Le vittime civili del conflitto in Ossezia del sud sono "oltre 2.500". Lo ha affermato l’ambasciatore russo presso la Nato, Dmitri Rogozin, durante una conferenza stampa a Bruxelles, in cui ha accusato l’esercito georgiano di aver "bombardato a tappeto" l’Ossezia del sud, compiuto "esecuzioni di massa", sparato contro civili con i carri armati e di essere responsabile di "stupri di massa delle donne ossete".

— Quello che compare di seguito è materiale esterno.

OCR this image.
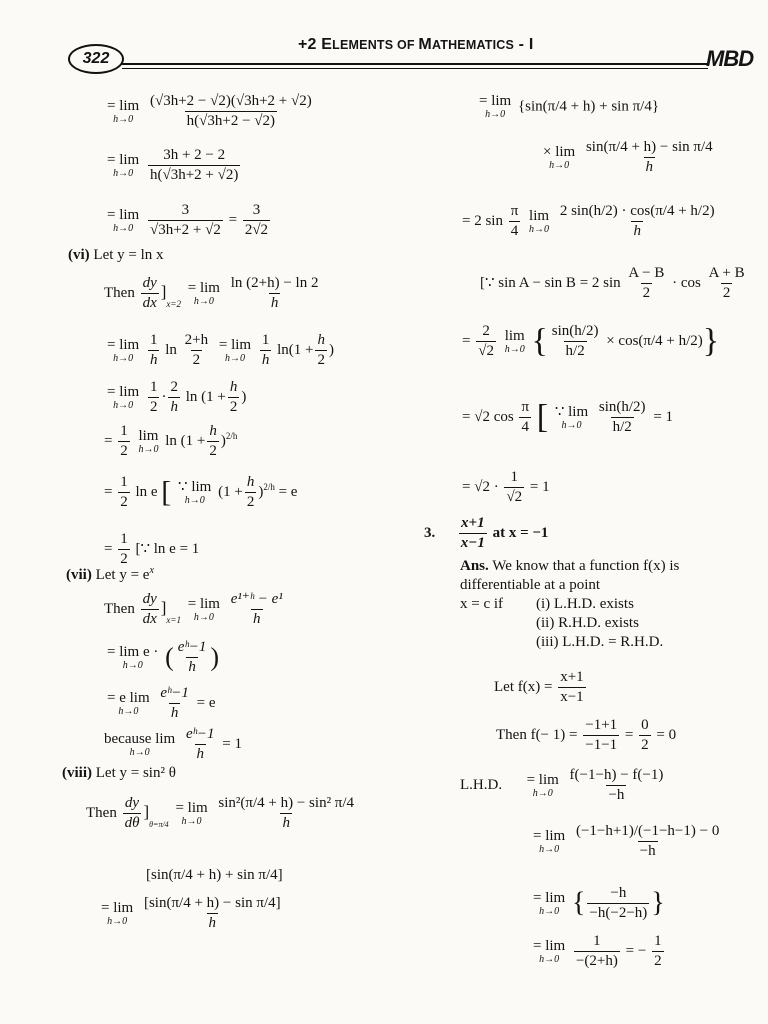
322
+2 ELEMENTS OF MATHEMATICS - I
MBD
= lim
h→0
$\frac{(√3h+2 - √2)(√3h+2 + √2)}{h(√3h+2 - √2)}$
= lim
h→0
$\frac{3h + 2 - 2}{h(√3h+2 + √2)}$
= lim
h→0
$\frac{3}{√3h+2 + √2} = \frac{3}{2√2}$
(vi) Let y = ln x
Then $\frac{dy}{dx} ]_{x=2}$
= lim
h→0
$\frac{\ln (2+h) - \ln 2}{h}$
= lim
h→0
$\frac{1}{h}$ $\ln \frac{2+h}{2}$
= lim
h→0
$\frac{1}{h} \ln(1 + \frac{h}{2}$ )
= lim
h→0
$\frac{1}{2} \cdot \frac{2}{h}$ $\ln (1 + \frac{h}{2}$ )
= $\frac{1}{2}$
lim
h→0
$\ln (1 + \frac{h}{2} )^{2/h}$
= $\frac{1}{2}$ ln e [ ∵ lim
h→0
$(1 + \frac{h}{2} )^{2/h} = e$
= $\frac{1}{2}$ [∵ ln e = 1
(vii) Let $y = e^x$
Then $\frac{dy}{dx} ]_{x=1}$
= lim
h→0
$\frac{\text{e¹⁺ʰ − e¹}}{h}$
= lim e ·
h→0 ( $\frac{\text{eʰ−1}}{h}$ )
= e lim
h→0
$\frac{\text{eʰ−1}}{h} = e$
because lim
h→0
$\frac{\text{eʰ−1}}{h} = 1$
(viii) Let y = sin² θ
Then $\frac{dy}{d\theta} ]_{\theta=\pi/4}$
= lim
h→0
$\frac{\text{sin²(π/4 + h) − sin² π/4}}{h}$
[sin(π/4 + h) + sin π/4]
= lim
h→0
$\frac{\text{[sin(π/4 + h) − sin π/4]}}{h}$
= lim
h→0
{sin(π/4 + h) + sin π/4}
× lim
h→0
$\frac{\text{sin(π/4 + h) − sin π/4}}{h}$
= 2 $\sin \frac{\pi}{4}$
lim
h→0
$\frac{2 \sin(h/2) \cdot \cos(\pi/4 + h/2)}{h}$
[∵ sin A − sin B = 2 $\sin \frac{A - B}{2} \cdot \cos \frac{A + B}{2}$
= $\frac{2}{√2}$
lim
h→0 { $\frac{\sin(h/2)}{h/2} \times \cos(\pi/4 + h/2)$}
= √2 $\cos \frac{\pi}{4}$ [ ∵ lim
h→0
$\frac{\sin(h/2)}{h/2} = 1$
= $√2 \cdot \frac{1}{√2} = 1$
3. $\frac{x+1}{x-1}$ at x = −1
Ans. We know that a function f(x) is
differentiable at a point
x = c if (i) L.H.D. exists
(ii) R.H.D. exists
(iii) L.H.D. = R.H.D.
Let $f(x) = \frac{x+1}{x-1}$
Then $f(- 1) = \frac{-1+1}{-1-1} = \frac{0}{2} = 0$
L.H.D. = lim
h→0
$\frac{f(-1-h) - f(-1)}{-h}$
= lim
h→0
$\frac{(-1-h+1)/(-1-h-1) - 0}{-h}$
= lim
h→0 { $\frac{-h}{-h(-2-h)}$ }
= lim
h→0
$\frac{1}{-(2+h)}$ = − $\frac{1}{2}$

Secondo Rogozin al momento ci sono 35.000 rifugiati in Ossezia del nord, parte della Federazione russa, mentre altre 17.000 persone sarebbero scappate dalla capitale dell’Ossezia del sud, Tshinkvali, verso le montagne. Nella repubblica separatista oggetto del conflitto tra Georgia e Russia sarebbero rimaste "dalle 9mila alle 15mila persone in situazione disperata". L’ambasciatore ha dichiarato che la città "è distrutta al 98%" e che sotto le sue macerie giace un numero imprecisato di persone.
Dopo la firma di una tregua unilaterale da parte georgiana, la Russia ribadisce che le "condizioni per il cessate il fuoco restano invariate", ovvero la Georgia deve effettuare il "totale ritiro" delle proprie truppe e deve firmare un accordo di non belligeranza con l’Ossezia del Sud. Lo precisa il ministero degli Esteri russo alle agenzie di stampa moscovite, mentre da Tbilisi arriva la conferma della firma del cessate il fuoco, alla presenza del ministro degli Esteri francese Bernard Kouchner e del finlandese Alexader Stubb, presidente dell’Organizzazione per la sicurezza e la cooperazione in Europa (Osce) in missione negoziale a Tbilisi. Lo Stato maggiore russo contesta le dichiarazioni georgiane sul ritiro già avvenuto, e sostiene che unità militari sono ancora presenti in Ossezia del Sud. Il presidente della Georgia Mikheil Saakashvili, ha dichiarato che nel corso del conflitto tra Mosca e Tbilisi "tra gli 80 e i 90" velivoli militari russi sono stati abbattuti e "centinaia di soldati russi" uccisi.Secondo la versione dello Stato maggiore russo, raccolta dall’agenzia Interfax, il bilancio dello scontro armato è di 18 militari uccisi, 14 dispersi, 52 feriti e 4 velivoli abbattuti. La Russia, comunque, "non ha come obiettivo lo spodestamento del presidente Mikheil Saakahsvili. Il suo destino è nella mani del popolo georgiano". La sottolineatura arriva da Boris Malakhov, un portavoce del ministero russo degli Esteri, mentre da più parti si ipotizza che Mosca punti a sbarazzarsi del capo di stato georgiano, apertamente filo-americano.